2015 MU69 Occults a Star
On January 1, 2019, the New Horizons spacecraft is going to pass close to a Kuiper Belt object called 2014 MU69. Not much is known about this distant little world, so it’s important to know how big it is, whether it has companions or a debris field or even a ring around it. Most importantly, the New Horizons team needs to get a very precise fix on the object’s position and orb it so they can plan the flyby to gather maximum science with minimum danger to the spacecraft. This is very similar to work done by the team as their spacecraft approached Pluto in 2015 during the fantastic flyby exploration of the distant planet.
One way to get that information is to watch as MU69 passes in front of (occults) a star. As the star “winks out” and then reappears, the team can get a much better guide on the position and size of the object. So, the team gathered star position data using a star catalog amassed by observations using the European Space Agency’s GAIA telescope, and the positions of the object gathered by the Hubble Space Telescope to plot out a series of occultation observations. The second of those observation runs took place on July 10th aboard the SOFIA aircraft high over the southern hemisphere skies. Groups of ground-based observers also looked for the occultation, as well.
This is an incredibly tough set of measurements to make. MU69 is not very bright, it’s small, and its very far away. The good news is, the SOFIA observers reported they were able to fly through the “shadow” of this tiny world and get occultation measurements. It’ll be a short while (perhaps a few days) before we know the full results, but coupled with the ground-based info, the chances are very good that we’ll know more about this little object. That’ll be of immense help to the New Horizons planners as they chart the close flyby in less than a year and a half.
Occultations and their Meaning for New Horizons
So, how can an object occulting a distant star reveal information about the object? If you know the distance of the object, you can use simple geometry to figure out at least one of its dimensions using time it takes for the object to traverse in front of the star. The starlight winks out (or dims) at one point and then some minutes (or hours) later, it comes back. Astronomers can use that to plot an angular distance that the object traveled as it passed in front of the star. Imagine watching a car pass in front of a tree. You note the time it begins the pass, and then note when its rear bumper clears the tree. That gives you the time it took to occult the tree. If you know how far away it is, you can the figure out how long the car is. Occultations by asteroids are most commonly studied, as well as occultations of stars by the Moon.
Multiple occultations from different places can also help astronomers understand more about the object’s shape. Different parts of the object will occult the star at different times, and when you put all that data together, you will get a rough estimate of the “roundedness” or “lumpiness” of its shape (what planetary scientists refer to as its “morphology”). If there are multiple occultations before and after the main occultation, that might be a clue to the existence of a ring system or moons or co-orbital objects (maybe it has a clump of objects traveling with it).

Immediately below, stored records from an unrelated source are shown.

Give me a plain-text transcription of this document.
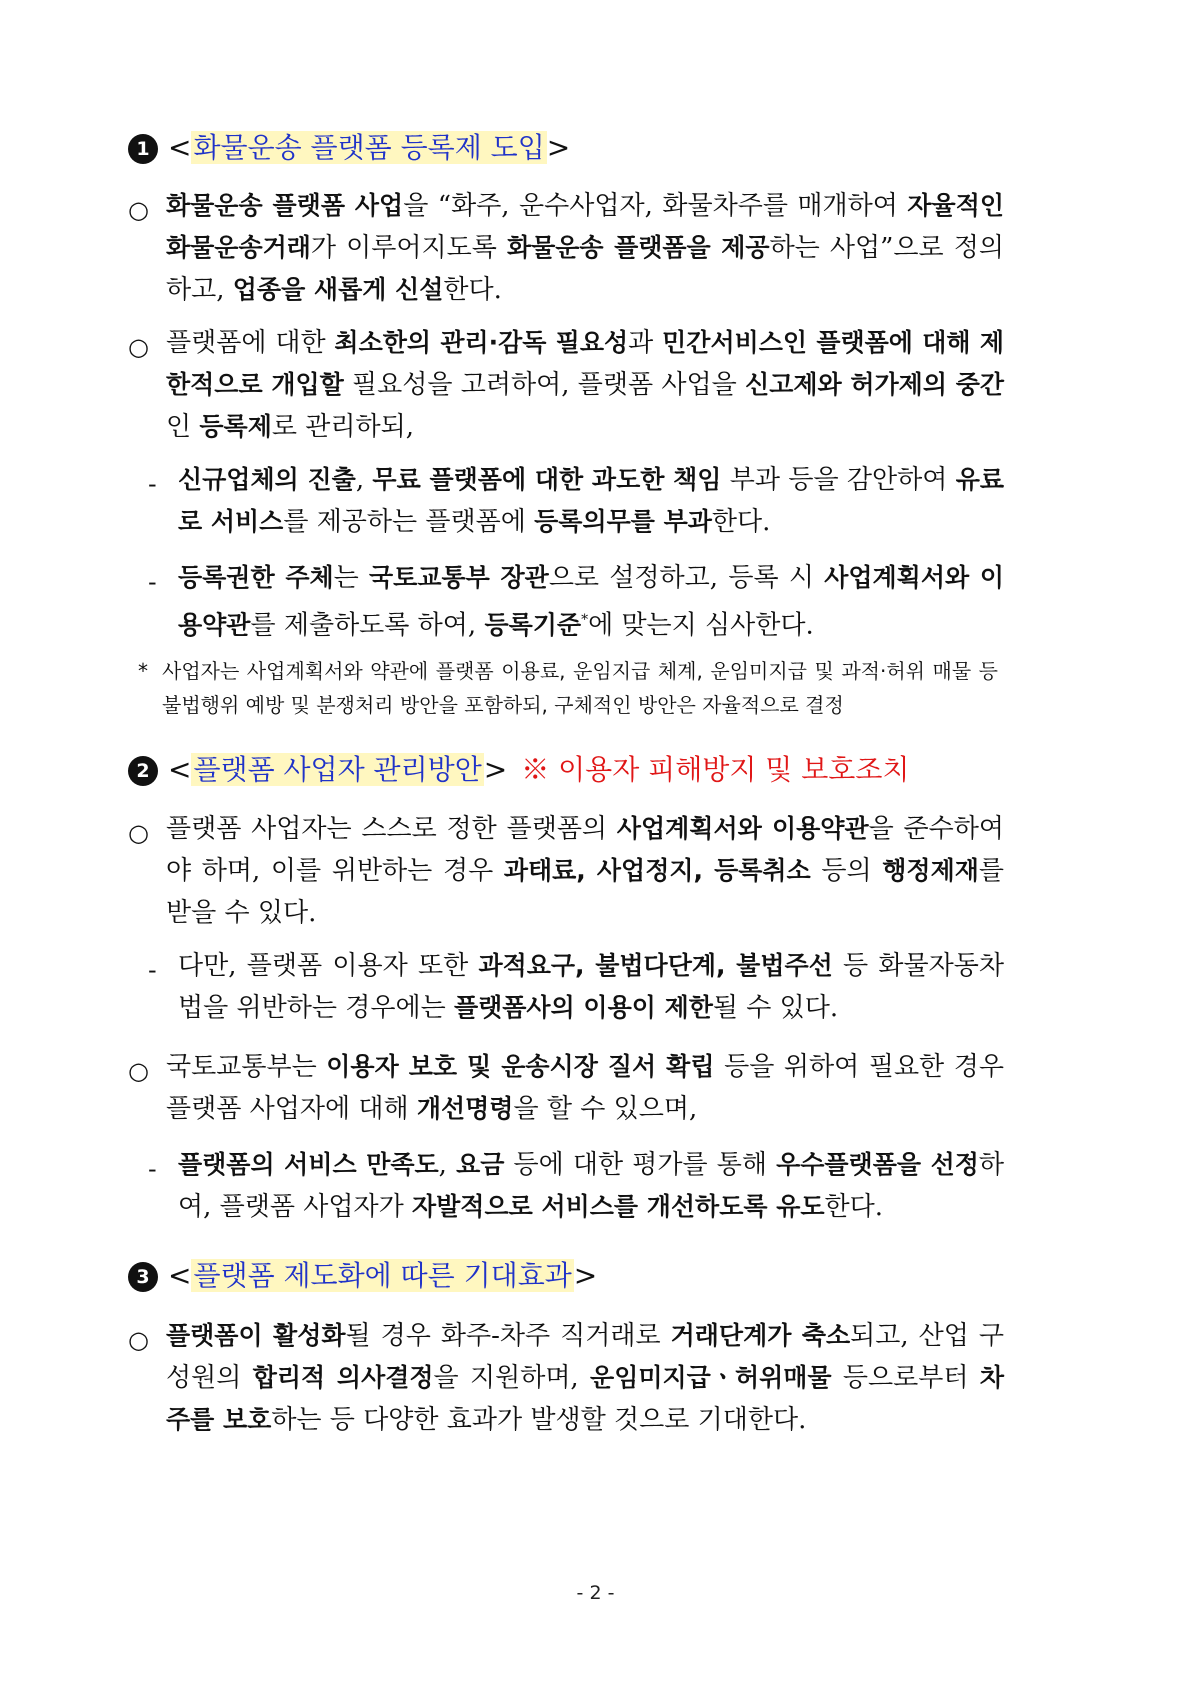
1 <화물운송 플랫폼 등록제 도입>
○ 화물운송 플랫폼 사업을 “화주, 운수사업자, 화물차주를 매개하여 자율적인 화물운송거래가 이루어지도록 화물운송 플랫폼을 제공하는 사업”으로 정의하고, 업종을 새롭게 신설한다.
○ 플랫폼에 대한 최소한의 관리·감독 필요성과 민간서비스인 플랫폼에 대해 제한적으로 개입할 필요성을 고려하여, 플랫폼 사업을 신고제와 허가제의 중간인 등록제로 관리하되,
- 신규업체의 진출, 무료 플랫폼에 대한 과도한 책임 부과 등을 감안하여 유료로 서비스를 제공하는 플랫폼에 등록의무를 부과한다.
- 등록권한 주체는 국토교통부 장관으로 설정하고, 등록 시 사업계획서와 이용약관를 제출하도록 하여, 등록기준*에 맞는지 심사한다.
* 사업자는 사업계획서와 약관에 플랫폼 이용료, 운임지급 체계, 운임미지급 및 과적·허위 매물 등 불법행위 예방 및 분쟁처리 방안을 포함하되, 구체적인 방안은 자율적으로 결정
2 <플랫폼 사업자 관리방안> ※ 이용자 피해방지 및 보호조치
○ 플랫폼 사업자는 스스로 정한 플랫폼의 사업계획서와 이용약관을 준수하여야 하며, 이를 위반하는 경우 과태료, 사업정지, 등록취소 등의 행정제재를 받을 수 있다.
- 다만, 플랫폼 이용자 또한 과적요구, 불법다단계, 불법주선 등 화물자동차법을 위반하는 경우에는 플랫폼사의 이용이 제한될 수 있다.
○ 국토교통부는 이용자 보호 및 운송시장 질서 확립 등을 위하여 필요한 경우 플랫폼 사업자에 대해 개선명령을 할 수 있으며,
- 플랫폼의 서비스 만족도, 요금 등에 대한 평가를 통해 우수플랫폼을 선정하여, 플랫폼 사업자가 자발적으로 서비스를 개선하도록 유도한다.
3 <플랫폼 제도화에 따른 기대효과>
○ 플랫폼이 활성화될 경우 화주-차주 직거래로 거래단계가 축소되고, 산업 구성원의 합리적 의사결정을 지원하며, 운임미지급ㆍ허위매물 등으로부터 차주를 보호하는 등 다양한 효과가 발생할 것으로 기대한다.
- 2 -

For planets and other solar system objects, the more distant stars act as an indirect measuring stick that reveals a lot more information than you’d think. While it’s likely not an issue at MU69 (but never say “never”), an occultation could also reveal whether it has an atmosphere or not. The starlight passing through that atmosphere would absorb certain wavelengths of light, and that would show up in a spectrum of the starlight taken during the occultation.

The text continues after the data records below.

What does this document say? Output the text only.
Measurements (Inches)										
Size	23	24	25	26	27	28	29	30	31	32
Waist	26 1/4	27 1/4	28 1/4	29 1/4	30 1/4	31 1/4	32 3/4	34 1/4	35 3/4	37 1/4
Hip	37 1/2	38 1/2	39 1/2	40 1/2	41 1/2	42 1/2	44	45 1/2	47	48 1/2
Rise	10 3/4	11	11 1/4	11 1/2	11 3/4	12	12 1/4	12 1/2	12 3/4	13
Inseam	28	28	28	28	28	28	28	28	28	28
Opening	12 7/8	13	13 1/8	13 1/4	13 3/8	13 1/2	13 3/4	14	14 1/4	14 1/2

We Should Hear Soon from the New Horizons Team
I hope we hear soon from the New Horizons team about this set of occultation studies. The first one was somewhat inconclusive, but this one appears to be successful. You can follow the news at the New Horizons mission web site, and on Twitter using the hashtag #mu69occ — presumably there’ll be an announcement in the next few weeks, once the data analysis is complete.
Other Observations Today
Also, keep an eye out for images from the Juno spacecraft. It’s flying over Jupiter’s Great Red Spot today and the images should be downright amazing! Look for those in a few days, too.